Met ingang van 16 november 2010 is de wet van 19 november 2009 tot wijziging van de
Kernenergiewet, Stb. 2010 nummer 18, in werking getreden op het relevante punt van
vereenvoudiging van het bevoegd gezag. Alleen de Minister van VROM is nog het bevoegd
gezag voor artikel 15. Door het KB van 5 november 2010 moet voor de Minister van VROM,
de Minister van EL&I worden gelezen. Het ministerie van VROM is thans met het ministerie
van Verkeer en Waterstaat samengevoegd tot het ministerie van Infrastructuur en Milieu.

Bevoegd gezag:
Ministerie van Economische Zaken, Landbouw en Innovatie
Directoraat-generaal voor Energie, Telecom en Markten
Directie Energie en Duurzaamheid
Postbus 20101
2500 EC Den Haag

2      MOTIVATIE VAN HET VOORNEMEN

Verrijking met ultracentrifuges is de meest economische, veiligste en milieuhygiënisch beste
manier om licht verrijkt uranium, de “brandstof” voor kerncentrales, te produceren.
Elektriciteit in kerncentrales wordt opgewekt door de warmte die vrijkomt bij het splijten van
de atoomkernen van uranium, de “brandstof”. De vraag daarnaar groeit sneller dan
aanvankelijk gedacht, omdat kernenergie elektriciteit oplevert tegen stabiele en lage kosten
per kWh. Ook produceren kerncentrales geen broeikasgassen en dragen ze zo bij aan het
realiseren van de doelstellingen van het Kyoto-verdrag.

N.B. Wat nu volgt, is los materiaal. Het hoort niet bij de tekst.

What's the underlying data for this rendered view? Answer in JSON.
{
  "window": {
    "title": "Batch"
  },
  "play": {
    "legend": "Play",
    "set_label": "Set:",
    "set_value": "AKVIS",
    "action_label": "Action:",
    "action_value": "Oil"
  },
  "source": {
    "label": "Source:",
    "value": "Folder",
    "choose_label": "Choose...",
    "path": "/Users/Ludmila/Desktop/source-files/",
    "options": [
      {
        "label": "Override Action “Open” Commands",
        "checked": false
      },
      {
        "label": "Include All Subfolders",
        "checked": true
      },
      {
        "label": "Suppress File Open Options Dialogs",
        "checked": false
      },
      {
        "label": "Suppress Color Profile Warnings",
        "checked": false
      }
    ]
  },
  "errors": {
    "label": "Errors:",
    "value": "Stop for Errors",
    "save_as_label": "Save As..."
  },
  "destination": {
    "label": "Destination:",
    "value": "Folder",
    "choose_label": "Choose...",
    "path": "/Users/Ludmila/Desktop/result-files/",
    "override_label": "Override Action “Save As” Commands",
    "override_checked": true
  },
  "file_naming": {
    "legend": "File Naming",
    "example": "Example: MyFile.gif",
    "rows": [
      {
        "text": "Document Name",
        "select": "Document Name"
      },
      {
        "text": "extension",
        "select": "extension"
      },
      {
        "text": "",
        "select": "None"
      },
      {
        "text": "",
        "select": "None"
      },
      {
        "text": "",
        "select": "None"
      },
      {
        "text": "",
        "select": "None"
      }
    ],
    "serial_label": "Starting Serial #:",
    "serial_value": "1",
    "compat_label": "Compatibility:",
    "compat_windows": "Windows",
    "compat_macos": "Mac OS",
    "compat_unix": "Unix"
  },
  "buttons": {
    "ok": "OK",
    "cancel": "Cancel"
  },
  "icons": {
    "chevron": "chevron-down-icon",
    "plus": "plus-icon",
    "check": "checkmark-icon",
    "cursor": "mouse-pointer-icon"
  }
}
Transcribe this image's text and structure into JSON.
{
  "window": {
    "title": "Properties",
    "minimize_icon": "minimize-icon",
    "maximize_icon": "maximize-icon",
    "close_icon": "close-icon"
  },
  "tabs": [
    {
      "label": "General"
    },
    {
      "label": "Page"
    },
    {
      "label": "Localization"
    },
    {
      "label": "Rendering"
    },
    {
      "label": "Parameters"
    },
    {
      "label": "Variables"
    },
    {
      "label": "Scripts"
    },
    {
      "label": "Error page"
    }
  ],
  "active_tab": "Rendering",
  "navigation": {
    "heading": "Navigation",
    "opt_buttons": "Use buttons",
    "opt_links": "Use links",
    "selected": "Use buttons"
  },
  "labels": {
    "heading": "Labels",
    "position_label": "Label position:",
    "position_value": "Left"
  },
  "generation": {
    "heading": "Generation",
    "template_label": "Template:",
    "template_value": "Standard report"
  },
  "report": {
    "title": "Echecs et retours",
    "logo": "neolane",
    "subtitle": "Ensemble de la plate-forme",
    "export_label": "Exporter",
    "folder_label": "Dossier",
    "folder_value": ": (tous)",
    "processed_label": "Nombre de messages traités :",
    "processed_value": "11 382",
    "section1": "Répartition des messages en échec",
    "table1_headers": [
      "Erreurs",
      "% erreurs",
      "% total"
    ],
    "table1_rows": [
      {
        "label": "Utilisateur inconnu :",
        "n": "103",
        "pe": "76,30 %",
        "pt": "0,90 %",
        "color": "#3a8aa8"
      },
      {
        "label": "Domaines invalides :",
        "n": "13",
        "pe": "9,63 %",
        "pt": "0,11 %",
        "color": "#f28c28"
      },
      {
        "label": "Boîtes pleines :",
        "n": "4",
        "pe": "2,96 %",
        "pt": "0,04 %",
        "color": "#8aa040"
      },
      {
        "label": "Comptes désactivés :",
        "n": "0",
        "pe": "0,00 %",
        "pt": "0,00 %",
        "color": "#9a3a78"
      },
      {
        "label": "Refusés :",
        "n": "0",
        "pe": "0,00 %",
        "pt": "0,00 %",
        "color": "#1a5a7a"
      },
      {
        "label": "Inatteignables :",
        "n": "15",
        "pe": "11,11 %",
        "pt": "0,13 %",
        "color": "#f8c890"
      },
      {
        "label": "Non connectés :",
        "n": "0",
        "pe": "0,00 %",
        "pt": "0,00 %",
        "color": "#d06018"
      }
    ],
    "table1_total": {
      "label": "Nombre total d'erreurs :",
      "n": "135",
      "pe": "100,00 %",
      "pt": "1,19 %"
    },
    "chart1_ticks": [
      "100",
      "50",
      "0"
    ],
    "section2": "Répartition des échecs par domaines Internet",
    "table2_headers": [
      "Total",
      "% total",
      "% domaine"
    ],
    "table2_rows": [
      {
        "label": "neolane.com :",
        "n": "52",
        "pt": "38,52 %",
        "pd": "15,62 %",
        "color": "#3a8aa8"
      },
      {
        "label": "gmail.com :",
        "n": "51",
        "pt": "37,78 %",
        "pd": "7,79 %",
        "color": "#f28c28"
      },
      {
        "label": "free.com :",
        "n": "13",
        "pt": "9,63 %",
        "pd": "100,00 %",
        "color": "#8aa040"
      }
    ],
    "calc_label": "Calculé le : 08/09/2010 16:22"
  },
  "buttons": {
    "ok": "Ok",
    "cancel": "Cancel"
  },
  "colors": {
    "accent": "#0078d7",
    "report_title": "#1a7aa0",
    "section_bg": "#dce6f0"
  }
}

De URENCO Groep beschikt over de meest geavanceerde ultracentrifugetechnologie in de
wereld en is dan ook zeer succesvol in verdere vergroting van het aandeel van de
verrijkingsmarkt van de huidige 25% naar tenminste 35% in de komende jaren.

Als één van de vier productielocaties van de URENCO Groep is derhalve de noodzakelijke
en gewenste uitbreiding van de capaciteit van URENCO Nederland B.V. in Almelo van 4.950
tSW/jaar naar 6.200 tSW/jaar het doel dat met de vergunningaanvraag wordt beoogd.